Another 3,603 people claimed Universal Credit (UC) across Kent & Medway in Jan 2021, meaning that 17% of the working population aged between 16 – 64 is now unemployed in the County.
As a number 17% represents 160,844 individuals claiming UC in February (latest data). As of Nov 2020, the latest data avaliable shows 106,424 households across all Kent Councils, were claiming UC which is equivalent to 16% of all Kent households claiming UC.
Universal Credit is a payment to help with living costs for those on a low income or who are out of work. Universal Credit provides a single payment per household based upon the circumstances of the household. Support for housing costs, children and childcare costs are integrated into Universal Credit.
Universal Credit can be claimed even if the claimant is still employed but they have a low income. Many people have seen their income reduce due to coronavirus measures. For example, if a person has been furloughed and their income has fallen to 80% of their usual income, they may be able to make a claim for Universal Credit.
Those in the hospitality and arts; entertainment and leisure; and retail and wholesale (as well as in construction) sectors have taken advantage of the furlough scheme and some large Kent businesses with exposure to the travel and tourism sector (such as P&O and Saga) have announced major redundancies.
Three issues are worth highlighting in relation to the employment impacts on different sectors:
First, some of the most severely impacted sectors in Kent, such as retail and hospitality have traditionally been relatively labour-intensive and have tended to be important sources of lower wage and entry-level jobs. These lower-income workers have been disproportionately impacted by unemployment and temporary furlough arrangements, and that reduced entry-level jobs continues to disproportionately impact younger people joining the labour market.
Second, the pandemic will lead to some structural, as well as temporary, changes in labour demand: for example, the crisis has accelerated trends towards online retailing and home working that were already emerging, driven by technology. Although the picture is still uncertain, it’s likely that the shape of the economy (and the jobs required) will be somewhat different post pandemic. This will be further advanced in some sectors by a continued shift towards automation, which may itself be a means of building resilience to health-related shocks.
Third, despite the poor general climate for employment and a fall in advertised vacancies, from 48,000 unique job vacancies in July 2020 to 29,000 in Feb 2021. The highest number were in nursing, care, driving, teaching and cleaning, with (unsurprisingly) a continued decline in catering and hospitality. So while overall, the current crisis is a crisis of demand, there are still supply-side challenges in enabling workers to change sectors and occupations.
Unemployment has risen sharply in all age groups since March 2020. However, evidence from previous recessions suggests that younger workers and new entrants to the labour market are likely to be especially at risk of unemployment as the pandemic continues. Younger workers are also especially vulnerable to longer term ‘scarring’, with periods out of work at the start of their career affecting job and wage prospects in future years.
Claimant Count by age, Kent & Medway
Research for DWP highlights employer perceptions and digital skills barriers as particular challenges, with those aged 50+ and facing redundancy recognised as a priority group by Jobcentre Plus. Potentially, the risks to older workers could be greater than in previous recessions, given the later state pension age and the increasing tendency for people to work past retirement age.

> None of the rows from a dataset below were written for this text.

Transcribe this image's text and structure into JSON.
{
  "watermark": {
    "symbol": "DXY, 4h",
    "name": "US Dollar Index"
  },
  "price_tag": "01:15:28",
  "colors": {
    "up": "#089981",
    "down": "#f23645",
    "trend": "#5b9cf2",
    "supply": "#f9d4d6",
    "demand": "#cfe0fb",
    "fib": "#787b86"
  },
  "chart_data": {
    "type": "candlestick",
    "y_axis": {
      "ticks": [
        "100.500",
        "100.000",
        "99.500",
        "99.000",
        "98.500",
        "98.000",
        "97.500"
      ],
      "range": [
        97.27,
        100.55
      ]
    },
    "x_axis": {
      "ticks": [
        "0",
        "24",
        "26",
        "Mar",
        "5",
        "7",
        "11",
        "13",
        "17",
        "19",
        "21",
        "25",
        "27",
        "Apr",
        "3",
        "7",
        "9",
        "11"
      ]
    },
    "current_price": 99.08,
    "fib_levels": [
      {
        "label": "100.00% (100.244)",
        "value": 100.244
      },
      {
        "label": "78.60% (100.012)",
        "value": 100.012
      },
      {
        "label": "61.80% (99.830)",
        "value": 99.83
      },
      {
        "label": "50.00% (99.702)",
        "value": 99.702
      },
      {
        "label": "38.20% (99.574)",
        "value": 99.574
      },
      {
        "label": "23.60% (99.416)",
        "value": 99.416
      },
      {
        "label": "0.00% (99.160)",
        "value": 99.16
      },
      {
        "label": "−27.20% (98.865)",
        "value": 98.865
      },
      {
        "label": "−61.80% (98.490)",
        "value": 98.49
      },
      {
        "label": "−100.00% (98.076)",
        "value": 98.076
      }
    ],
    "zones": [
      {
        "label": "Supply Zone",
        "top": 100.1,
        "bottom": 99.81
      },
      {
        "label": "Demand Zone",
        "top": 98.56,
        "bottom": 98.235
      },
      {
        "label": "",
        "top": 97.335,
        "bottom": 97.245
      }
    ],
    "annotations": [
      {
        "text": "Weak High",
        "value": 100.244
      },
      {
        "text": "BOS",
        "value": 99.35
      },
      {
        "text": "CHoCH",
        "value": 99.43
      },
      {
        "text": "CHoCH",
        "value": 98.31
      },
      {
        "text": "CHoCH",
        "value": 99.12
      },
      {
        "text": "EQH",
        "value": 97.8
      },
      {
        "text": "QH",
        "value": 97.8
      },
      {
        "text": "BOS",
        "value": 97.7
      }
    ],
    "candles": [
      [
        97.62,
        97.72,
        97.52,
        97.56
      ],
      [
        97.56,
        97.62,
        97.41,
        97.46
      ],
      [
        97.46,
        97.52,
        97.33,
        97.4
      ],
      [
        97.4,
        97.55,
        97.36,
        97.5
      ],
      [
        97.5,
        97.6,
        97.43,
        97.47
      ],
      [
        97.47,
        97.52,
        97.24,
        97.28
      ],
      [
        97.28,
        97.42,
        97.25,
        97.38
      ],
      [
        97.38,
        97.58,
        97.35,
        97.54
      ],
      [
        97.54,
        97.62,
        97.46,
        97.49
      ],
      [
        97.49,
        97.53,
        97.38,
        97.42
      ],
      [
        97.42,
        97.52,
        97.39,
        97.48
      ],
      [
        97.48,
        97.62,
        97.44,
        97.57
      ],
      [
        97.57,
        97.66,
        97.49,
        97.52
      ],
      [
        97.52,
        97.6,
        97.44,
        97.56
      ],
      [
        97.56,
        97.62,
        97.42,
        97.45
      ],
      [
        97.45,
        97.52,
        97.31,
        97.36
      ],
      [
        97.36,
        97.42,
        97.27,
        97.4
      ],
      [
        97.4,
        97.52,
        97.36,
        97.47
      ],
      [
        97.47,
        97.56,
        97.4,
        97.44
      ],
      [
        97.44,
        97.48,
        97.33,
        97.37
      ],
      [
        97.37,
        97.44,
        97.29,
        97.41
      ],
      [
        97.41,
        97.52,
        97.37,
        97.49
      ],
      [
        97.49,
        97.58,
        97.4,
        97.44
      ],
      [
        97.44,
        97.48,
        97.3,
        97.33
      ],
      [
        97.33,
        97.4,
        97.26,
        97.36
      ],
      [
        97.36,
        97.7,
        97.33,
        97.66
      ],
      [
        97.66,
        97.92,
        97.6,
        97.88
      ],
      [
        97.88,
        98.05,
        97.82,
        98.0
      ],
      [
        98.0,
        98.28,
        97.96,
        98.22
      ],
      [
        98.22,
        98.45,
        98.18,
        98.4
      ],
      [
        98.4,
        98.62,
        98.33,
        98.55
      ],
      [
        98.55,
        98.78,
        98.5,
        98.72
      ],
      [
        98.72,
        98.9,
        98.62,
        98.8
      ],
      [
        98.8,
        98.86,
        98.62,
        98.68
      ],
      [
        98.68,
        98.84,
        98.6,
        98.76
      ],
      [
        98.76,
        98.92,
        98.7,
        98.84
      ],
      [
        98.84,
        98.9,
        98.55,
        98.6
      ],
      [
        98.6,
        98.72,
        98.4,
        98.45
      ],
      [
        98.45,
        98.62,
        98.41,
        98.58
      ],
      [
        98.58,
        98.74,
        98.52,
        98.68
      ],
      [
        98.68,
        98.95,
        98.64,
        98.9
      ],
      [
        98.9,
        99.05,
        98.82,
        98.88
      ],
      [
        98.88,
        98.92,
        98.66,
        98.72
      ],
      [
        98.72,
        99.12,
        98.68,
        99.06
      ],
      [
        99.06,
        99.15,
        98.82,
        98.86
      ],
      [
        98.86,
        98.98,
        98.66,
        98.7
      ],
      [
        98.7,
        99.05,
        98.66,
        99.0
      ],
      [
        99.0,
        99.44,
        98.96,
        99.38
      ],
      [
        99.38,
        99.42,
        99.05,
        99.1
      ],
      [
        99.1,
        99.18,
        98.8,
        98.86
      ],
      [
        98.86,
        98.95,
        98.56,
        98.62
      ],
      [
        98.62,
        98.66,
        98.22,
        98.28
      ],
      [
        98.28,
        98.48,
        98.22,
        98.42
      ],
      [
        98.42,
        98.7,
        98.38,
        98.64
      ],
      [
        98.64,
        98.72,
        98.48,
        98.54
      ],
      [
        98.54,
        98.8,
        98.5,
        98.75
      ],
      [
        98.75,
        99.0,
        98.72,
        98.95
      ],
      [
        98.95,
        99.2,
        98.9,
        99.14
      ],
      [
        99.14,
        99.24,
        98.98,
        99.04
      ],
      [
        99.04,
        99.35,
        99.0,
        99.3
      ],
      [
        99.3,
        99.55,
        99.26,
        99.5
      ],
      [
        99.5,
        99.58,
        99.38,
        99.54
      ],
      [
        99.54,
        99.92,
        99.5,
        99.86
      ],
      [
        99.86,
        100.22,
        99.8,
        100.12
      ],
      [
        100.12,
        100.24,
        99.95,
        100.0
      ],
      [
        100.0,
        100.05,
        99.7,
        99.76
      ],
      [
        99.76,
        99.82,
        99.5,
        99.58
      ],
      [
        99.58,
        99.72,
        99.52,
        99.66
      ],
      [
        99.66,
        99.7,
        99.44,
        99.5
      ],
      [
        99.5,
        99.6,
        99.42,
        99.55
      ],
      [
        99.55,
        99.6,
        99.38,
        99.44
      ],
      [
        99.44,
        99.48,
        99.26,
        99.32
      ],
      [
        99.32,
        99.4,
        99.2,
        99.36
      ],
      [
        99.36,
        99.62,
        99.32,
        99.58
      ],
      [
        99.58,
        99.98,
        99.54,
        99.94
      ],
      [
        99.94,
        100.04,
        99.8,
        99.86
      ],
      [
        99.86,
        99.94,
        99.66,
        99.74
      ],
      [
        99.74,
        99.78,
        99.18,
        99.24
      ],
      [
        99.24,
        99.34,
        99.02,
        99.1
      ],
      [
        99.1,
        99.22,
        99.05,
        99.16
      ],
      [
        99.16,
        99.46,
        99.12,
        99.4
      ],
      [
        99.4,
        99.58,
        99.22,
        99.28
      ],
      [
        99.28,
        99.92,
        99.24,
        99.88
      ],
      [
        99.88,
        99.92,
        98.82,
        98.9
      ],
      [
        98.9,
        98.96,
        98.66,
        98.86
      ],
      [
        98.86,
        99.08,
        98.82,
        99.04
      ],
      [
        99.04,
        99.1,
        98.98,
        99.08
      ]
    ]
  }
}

Females traditionally account for a larger proportion of Universal Credit claimants in Kent & Medway. As of Mar 2020, 46,584 females were claiming UC. By Dec 2020 this had risen to 83,258, a rise of 78.7%. However, the proportion of male claimants has increased significantly from 33,217 in March 2020 to 72,868 as of Dec 2020, a rise of 116.1%.

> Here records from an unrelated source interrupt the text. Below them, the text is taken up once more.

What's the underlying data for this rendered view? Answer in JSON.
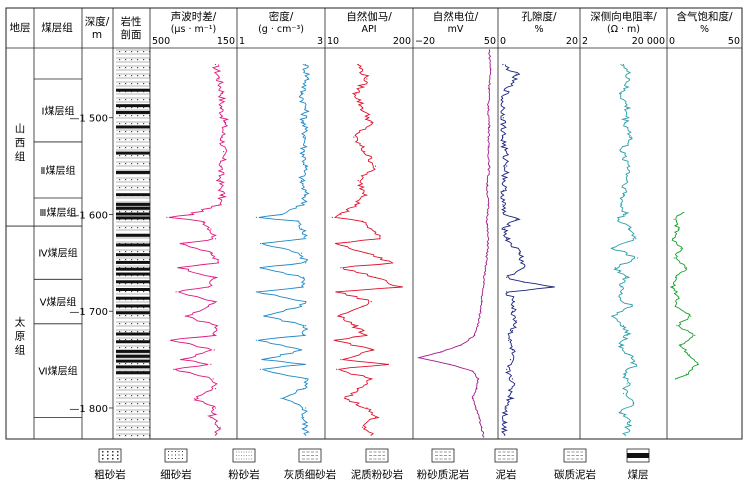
{
  "chart_data": {
    "type": "line",
    "title": "",
    "depth_range": [
      1430,
      1830
    ],
    "depth_ticks": [
      {
        "value": 1500,
        "label": "1 500"
      },
      {
        "value": 1600,
        "label": "1 600"
      },
      {
        "value": 1700,
        "label": "1 700"
      },
      {
        "value": 1800,
        "label": "1 800"
      }
    ],
    "columns": {
      "strata": "地层",
      "coal_group": "煤层组",
      "depth": [
        "深度/",
        "m"
      ],
      "lithology": [
        "岩性",
        "剖面"
      ]
    },
    "formations": [
      {
        "name": "山西组",
        "top": 1430,
        "bottom": 1612
      },
      {
        "name": "太原组",
        "top": 1612,
        "bottom": 1830
      }
    ],
    "coal_groups": [
      {
        "name": "Ⅰ煤层组",
        "top": 1460,
        "bottom": 1525
      },
      {
        "name": "Ⅱ煤层组",
        "top": 1525,
        "bottom": 1583
      },
      {
        "name": "Ⅲ煤层组",
        "top": 1583,
        "bottom": 1612
      },
      {
        "name": "Ⅳ煤层组",
        "top": 1612,
        "bottom": 1667
      },
      {
        "name": "Ⅴ煤层组",
        "top": 1667,
        "bottom": 1713
      },
      {
        "name": "Ⅵ煤层组",
        "top": 1713,
        "bottom": 1810
      }
    ],
    "series": [
      {
        "id": "ac",
        "name_line1": "声波时差/",
        "name_line2": "(μs · m⁻¹)",
        "min_label": "500",
        "max_label": "150",
        "range": [
          500,
          150
        ],
        "color": "#e0177f",
        "depth": [
          1445,
          1460,
          1475,
          1490,
          1505,
          1520,
          1535,
          1550,
          1565,
          1580,
          1590,
          1600,
          1603,
          1607,
          1615,
          1625,
          1630,
          1640,
          1650,
          1655,
          1665,
          1675,
          1680,
          1690,
          1695,
          1705,
          1715,
          1725,
          1730,
          1740,
          1750,
          1755,
          1760,
          1770,
          1780,
          1790,
          1800,
          1810,
          1820,
          1828
        ],
        "values": [
          230,
          215,
          200,
          205,
          190,
          200,
          195,
          205,
          210,
          200,
          215,
          340,
          440,
          280,
          250,
          230,
          370,
          250,
          220,
          380,
          240,
          260,
          400,
          240,
          260,
          360,
          225,
          240,
          420,
          235,
          380,
          250,
          410,
          240,
          230,
          320,
          230,
          250,
          210,
          230
        ]
      },
      {
        "id": "den",
        "name_line1": "密度/",
        "name_line2": "(g · cm⁻³)",
        "min_label": "1",
        "max_label": "3",
        "range": [
          1,
          3
        ],
        "color": "#1e88c8",
        "depth": [
          1445,
          1460,
          1475,
          1490,
          1505,
          1520,
          1535,
          1550,
          1565,
          1580,
          1590,
          1600,
          1603,
          1607,
          1615,
          1625,
          1630,
          1640,
          1650,
          1655,
          1665,
          1675,
          1680,
          1690,
          1695,
          1705,
          1715,
          1725,
          1730,
          1740,
          1750,
          1755,
          1760,
          1770,
          1780,
          1790,
          1800,
          1810,
          1820,
          1828
        ],
        "values": [
          2.6,
          2.65,
          2.5,
          2.6,
          2.55,
          2.6,
          2.55,
          2.6,
          2.5,
          2.6,
          2.55,
          2.0,
          1.4,
          2.4,
          2.5,
          2.6,
          1.5,
          2.5,
          2.6,
          1.5,
          2.55,
          2.5,
          1.4,
          2.6,
          2.5,
          1.6,
          2.6,
          2.55,
          1.4,
          2.5,
          1.6,
          2.55,
          1.5,
          2.6,
          2.55,
          2.0,
          2.6,
          2.55,
          2.6,
          2.6
        ]
      },
      {
        "id": "gr",
        "name_line1": "自然伽马/",
        "name_line2": "API",
        "min_label": "10",
        "max_label": "200",
        "range": [
          10,
          200
        ],
        "color": "#e0102a",
        "depth": [
          1445,
          1460,
          1475,
          1490,
          1505,
          1520,
          1535,
          1550,
          1565,
          1580,
          1590,
          1600,
          1603,
          1607,
          1615,
          1625,
          1630,
          1640,
          1650,
          1655,
          1665,
          1675,
          1680,
          1690,
          1695,
          1705,
          1715,
          1725,
          1730,
          1740,
          1750,
          1755,
          1760,
          1770,
          1780,
          1790,
          1800,
          1810,
          1820,
          1828
        ],
        "values": [
          80,
          100,
          75,
          90,
          110,
          70,
          95,
          120,
          80,
          100,
          75,
          40,
          20,
          90,
          110,
          130,
          30,
          100,
          160,
          40,
          120,
          175,
          30,
          110,
          90,
          40,
          70,
          100,
          30,
          110,
          40,
          150,
          30,
          110,
          80,
          50,
          100,
          120,
          90,
          110
        ]
      },
      {
        "id": "sp",
        "name_line1": "自然电位/",
        "name_line2": "mV",
        "min_label": "−20",
        "max_label": "50",
        "range": [
          -20,
          50
        ],
        "color": "#a01a8c",
        "depth": [
          1430,
          1450,
          1470,
          1490,
          1510,
          1530,
          1550,
          1570,
          1590,
          1610,
          1630,
          1650,
          1670,
          1690,
          1700,
          1715,
          1725,
          1735,
          1742,
          1748,
          1755,
          1762,
          1770,
          1780,
          1790,
          1800,
          1810,
          1820,
          1830
        ],
        "values": [
          45,
          46,
          45,
          44,
          45,
          44,
          45,
          43,
          44,
          43,
          44,
          42,
          40,
          38,
          37,
          35,
          32,
          20,
          2,
          -18,
          10,
          30,
          35,
          34,
          30,
          33,
          36,
          38,
          40
        ]
      },
      {
        "id": "por",
        "name_line1": "孔隙度/",
        "name_line2": "%",
        "min_label": "0",
        "max_label": "20",
        "range": [
          0,
          20
        ],
        "color": "#1a237e",
        "depth": [
          1445,
          1455,
          1480,
          1500,
          1520,
          1550,
          1575,
          1590,
          1600,
          1605,
          1615,
          1625,
          1640,
          1655,
          1665,
          1670,
          1675,
          1680,
          1690,
          1700,
          1710,
          1720,
          1730,
          1740,
          1750,
          1760,
          1770,
          1790,
          1800,
          1815,
          1828
        ],
        "values": [
          0.5,
          4,
          0.4,
          0.6,
          0.5,
          1.5,
          0.6,
          0.5,
          0.8,
          4,
          1,
          1.5,
          5,
          6,
          1.5,
          6,
          14,
          1.5,
          3.5,
          3,
          4,
          3,
          2,
          3,
          2.5,
          1.5,
          3,
          2.5,
          1.5,
          0.8,
          1
        ]
      },
      {
        "id": "res",
        "name_line1": "深侧向电阻率/",
        "name_line2": "(Ω · m)",
        "min_label": "2",
        "max_label": "20 000",
        "range": [
          2,
          20000
        ],
        "scale": "log",
        "color": "#2a9fa8",
        "depth": [
          1445,
          1460,
          1475,
          1490,
          1505,
          1520,
          1535,
          1550,
          1565,
          1580,
          1590,
          1600,
          1605,
          1615,
          1625,
          1635,
          1645,
          1655,
          1665,
          1675,
          1685,
          1695,
          1705,
          1715,
          1725,
          1735,
          1745,
          1755,
          1765,
          1775,
          1785,
          1795,
          1805,
          1815,
          1828
        ],
        "values": [
          200,
          400,
          150,
          300,
          250,
          500,
          150,
          400,
          300,
          200,
          150,
          250,
          120,
          400,
          800,
          60,
          1000,
          80,
          250,
          150,
          120,
          500,
          60,
          200,
          300,
          150,
          400,
          800,
          250,
          300,
          200,
          600,
          150,
          400,
          250
        ]
      },
      {
        "id": "gas",
        "name_line1": "含气饱和度/",
        "name_line2": "%",
        "min_label": "0",
        "max_label": "50",
        "range": [
          0,
          50
        ],
        "color": "#18a02a",
        "depth": [
          1598,
          1605,
          1615,
          1625,
          1635,
          1645,
          1655,
          1665,
          1675,
          1685,
          1695,
          1705,
          1715,
          1725,
          1735,
          1745,
          1755,
          1765,
          1770
        ],
        "values": [
          10,
          3,
          6,
          2,
          8,
          3,
          12,
          4,
          2,
          6,
          4,
          15,
          5,
          18,
          8,
          14,
          20,
          12,
          4
        ]
      }
    ],
    "legend": [
      {
        "id": "coarse",
        "label": "粗砂岩",
        "pattern": "dots-large"
      },
      {
        "id": "fine",
        "label": "细砂岩",
        "pattern": "dots"
      },
      {
        "id": "silt",
        "label": "粉砂岩",
        "pattern": "silt"
      },
      {
        "id": "grayfine",
        "label": "灰质细砂岩",
        "pattern": "brick-dots"
      },
      {
        "id": "mudsilt",
        "label": "泥质粉砂岩",
        "pattern": "dash-dots"
      },
      {
        "id": "siltmud",
        "label": "粉砂质泥岩",
        "pattern": "dashes-dots"
      },
      {
        "id": "mud",
        "label": "泥岩",
        "pattern": "dashes"
      },
      {
        "id": "carbmud",
        "label": "碳质泥岩",
        "pattern": "dashes-dense"
      },
      {
        "id": "coal",
        "label": "煤层",
        "pattern": "coal"
      }
    ],
    "lithology_coal_depths": [
      1470,
      1486,
      1493,
      1508,
      1535,
      1555,
      1578,
      1588,
      1592,
      1598,
      1602,
      1620,
      1630,
      1640,
      1648,
      1655,
      1660,
      1668,
      1676,
      1685,
      1693,
      1700,
      1722,
      1730,
      1740,
      1745,
      1750,
      1756,
      1762
    ]
  }
}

As the number of persons claiming UC rises, this means more people become entitled to Council Tax Reduction. As such, the total amount of Council Tax collected by each Kent Council will shrink. This will put pressure on services and potentially lead Councils to borrow, or draw on their reserves.
Many people who are in receipt of UC may not get all their rent paid, or mortgage payments. We strongly advise any person affected to contact their nearest Citizens Advice Bureau to get expert advice.

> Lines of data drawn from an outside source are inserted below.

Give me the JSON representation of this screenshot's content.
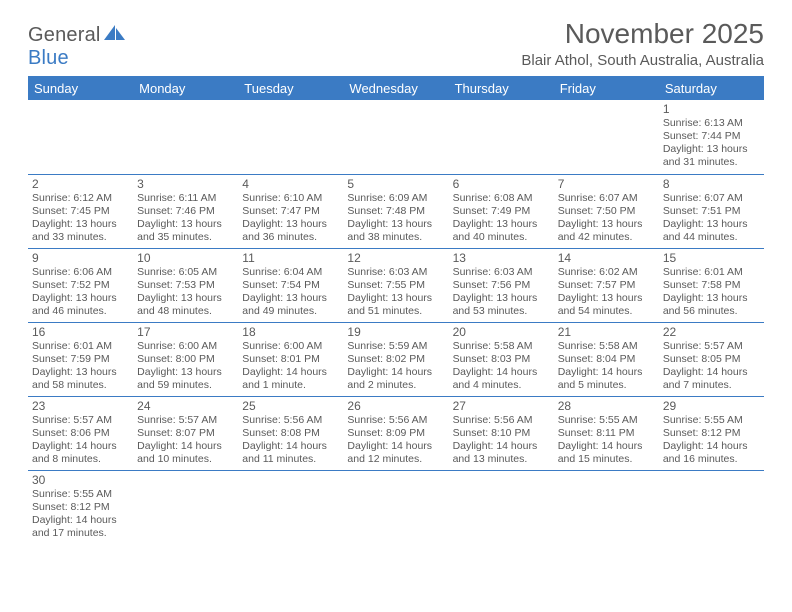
{
  "brand": {
    "part1": "General",
    "part2": "Blue"
  },
  "title": "November 2025",
  "location": "Blair Athol, South Australia, Australia",
  "colors": {
    "header_bg": "#3b7bc4",
    "header_text": "#ffffff",
    "rule": "#3b7bc4",
    "body_text": "#5a5a5a",
    "background": "#ffffff"
  },
  "typography": {
    "title_fontsize": 28,
    "location_fontsize": 15,
    "dayheader_fontsize": 13,
    "daynum_fontsize": 12,
    "cell_fontsize": 10.5
  },
  "day_headers": [
    "Sunday",
    "Monday",
    "Tuesday",
    "Wednesday",
    "Thursday",
    "Friday",
    "Saturday"
  ],
  "weeks": [
    [
      null,
      null,
      null,
      null,
      null,
      null,
      {
        "n": "1",
        "sunrise": "Sunrise: 6:13 AM",
        "sunset": "Sunset: 7:44 PM",
        "day1": "Daylight: 13 hours",
        "day2": "and 31 minutes."
      }
    ],
    [
      {
        "n": "2",
        "sunrise": "Sunrise: 6:12 AM",
        "sunset": "Sunset: 7:45 PM",
        "day1": "Daylight: 13 hours",
        "day2": "and 33 minutes."
      },
      {
        "n": "3",
        "sunrise": "Sunrise: 6:11 AM",
        "sunset": "Sunset: 7:46 PM",
        "day1": "Daylight: 13 hours",
        "day2": "and 35 minutes."
      },
      {
        "n": "4",
        "sunrise": "Sunrise: 6:10 AM",
        "sunset": "Sunset: 7:47 PM",
        "day1": "Daylight: 13 hours",
        "day2": "and 36 minutes."
      },
      {
        "n": "5",
        "sunrise": "Sunrise: 6:09 AM",
        "sunset": "Sunset: 7:48 PM",
        "day1": "Daylight: 13 hours",
        "day2": "and 38 minutes."
      },
      {
        "n": "6",
        "sunrise": "Sunrise: 6:08 AM",
        "sunset": "Sunset: 7:49 PM",
        "day1": "Daylight: 13 hours",
        "day2": "and 40 minutes."
      },
      {
        "n": "7",
        "sunrise": "Sunrise: 6:07 AM",
        "sunset": "Sunset: 7:50 PM",
        "day1": "Daylight: 13 hours",
        "day2": "and 42 minutes."
      },
      {
        "n": "8",
        "sunrise": "Sunrise: 6:07 AM",
        "sunset": "Sunset: 7:51 PM",
        "day1": "Daylight: 13 hours",
        "day2": "and 44 minutes."
      }
    ],
    [
      {
        "n": "9",
        "sunrise": "Sunrise: 6:06 AM",
        "sunset": "Sunset: 7:52 PM",
        "day1": "Daylight: 13 hours",
        "day2": "and 46 minutes."
      },
      {
        "n": "10",
        "sunrise": "Sunrise: 6:05 AM",
        "sunset": "Sunset: 7:53 PM",
        "day1": "Daylight: 13 hours",
        "day2": "and 48 minutes."
      },
      {
        "n": "11",
        "sunrise": "Sunrise: 6:04 AM",
        "sunset": "Sunset: 7:54 PM",
        "day1": "Daylight: 13 hours",
        "day2": "and 49 minutes."
      },
      {
        "n": "12",
        "sunrise": "Sunrise: 6:03 AM",
        "sunset": "Sunset: 7:55 PM",
        "day1": "Daylight: 13 hours",
        "day2": "and 51 minutes."
      },
      {
        "n": "13",
        "sunrise": "Sunrise: 6:03 AM",
        "sunset": "Sunset: 7:56 PM",
        "day1": "Daylight: 13 hours",
        "day2": "and 53 minutes."
      },
      {
        "n": "14",
        "sunrise": "Sunrise: 6:02 AM",
        "sunset": "Sunset: 7:57 PM",
        "day1": "Daylight: 13 hours",
        "day2": "and 54 minutes."
      },
      {
        "n": "15",
        "sunrise": "Sunrise: 6:01 AM",
        "sunset": "Sunset: 7:58 PM",
        "day1": "Daylight: 13 hours",
        "day2": "and 56 minutes."
      }
    ],
    [
      {
        "n": "16",
        "sunrise": "Sunrise: 6:01 AM",
        "sunset": "Sunset: 7:59 PM",
        "day1": "Daylight: 13 hours",
        "day2": "and 58 minutes."
      },
      {
        "n": "17",
        "sunrise": "Sunrise: 6:00 AM",
        "sunset": "Sunset: 8:00 PM",
        "day1": "Daylight: 13 hours",
        "day2": "and 59 minutes."
      },
      {
        "n": "18",
        "sunrise": "Sunrise: 6:00 AM",
        "sunset": "Sunset: 8:01 PM",
        "day1": "Daylight: 14 hours",
        "day2": "and 1 minute."
      },
      {
        "n": "19",
        "sunrise": "Sunrise: 5:59 AM",
        "sunset": "Sunset: 8:02 PM",
        "day1": "Daylight: 14 hours",
        "day2": "and 2 minutes."
      },
      {
        "n": "20",
        "sunrise": "Sunrise: 5:58 AM",
        "sunset": "Sunset: 8:03 PM",
        "day1": "Daylight: 14 hours",
        "day2": "and 4 minutes."
      },
      {
        "n": "21",
        "sunrise": "Sunrise: 5:58 AM",
        "sunset": "Sunset: 8:04 PM",
        "day1": "Daylight: 14 hours",
        "day2": "and 5 minutes."
      },
      {
        "n": "22",
        "sunrise": "Sunrise: 5:57 AM",
        "sunset": "Sunset: 8:05 PM",
        "day1": "Daylight: 14 hours",
        "day2": "and 7 minutes."
      }
    ],
    [
      {
        "n": "23",
        "sunrise": "Sunrise: 5:57 AM",
        "sunset": "Sunset: 8:06 PM",
        "day1": "Daylight: 14 hours",
        "day2": "and 8 minutes."
      },
      {
        "n": "24",
        "sunrise": "Sunrise: 5:57 AM",
        "sunset": "Sunset: 8:07 PM",
        "day1": "Daylight: 14 hours",
        "day2": "and 10 minutes."
      },
      {
        "n": "25",
        "sunrise": "Sunrise: 5:56 AM",
        "sunset": "Sunset: 8:08 PM",
        "day1": "Daylight: 14 hours",
        "day2": "and 11 minutes."
      },
      {
        "n": "26",
        "sunrise": "Sunrise: 5:56 AM",
        "sunset": "Sunset: 8:09 PM",
        "day1": "Daylight: 14 hours",
        "day2": "and 12 minutes."
      },
      {
        "n": "27",
        "sunrise": "Sunrise: 5:56 AM",
        "sunset": "Sunset: 8:10 PM",
        "day1": "Daylight: 14 hours",
        "day2": "and 13 minutes."
      },
      {
        "n": "28",
        "sunrise": "Sunrise: 5:55 AM",
        "sunset": "Sunset: 8:11 PM",
        "day1": "Daylight: 14 hours",
        "day2": "and 15 minutes."
      },
      {
        "n": "29",
        "sunrise": "Sunrise: 5:55 AM",
        "sunset": "Sunset: 8:12 PM",
        "day1": "Daylight: 14 hours",
        "day2": "and 16 minutes."
      }
    ],
    [
      {
        "n": "30",
        "sunrise": "Sunrise: 5:55 AM",
        "sunset": "Sunset: 8:12 PM",
        "day1": "Daylight: 14 hours",
        "day2": "and 17 minutes."
      },
      null,
      null,
      null,
      null,
      null,
      null
    ]
  ]
}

If you find yourself having to make a claim for UC, we would strongly advise you collect together all your financial incomings (wages slips etc) and outgoings ( council tax, water, electricity, gas etc)
If you need to claim Universal Credit you can do so ⇒ here
If you need to understand what Universal Credit is, a good explainer can be found ⇒ here
Once accepted onto UC you can apply for Council Tax Reduction by making an application online or by phone with your local council
All councils also offer a Discretionary Housing Payment to top up you rent for a max of 3 months. Again you can apply online or by phone to your local council.
If on UC you can also apply for the Low Water Tariff from your water provider. You will need to supply supporting evidence and can make an application ⇒ here
Also if you are on UC you can apply for the Low Water Tariff from the company who takes your sewage away such as Southern Water Water for example. You’ll need to complete the application form.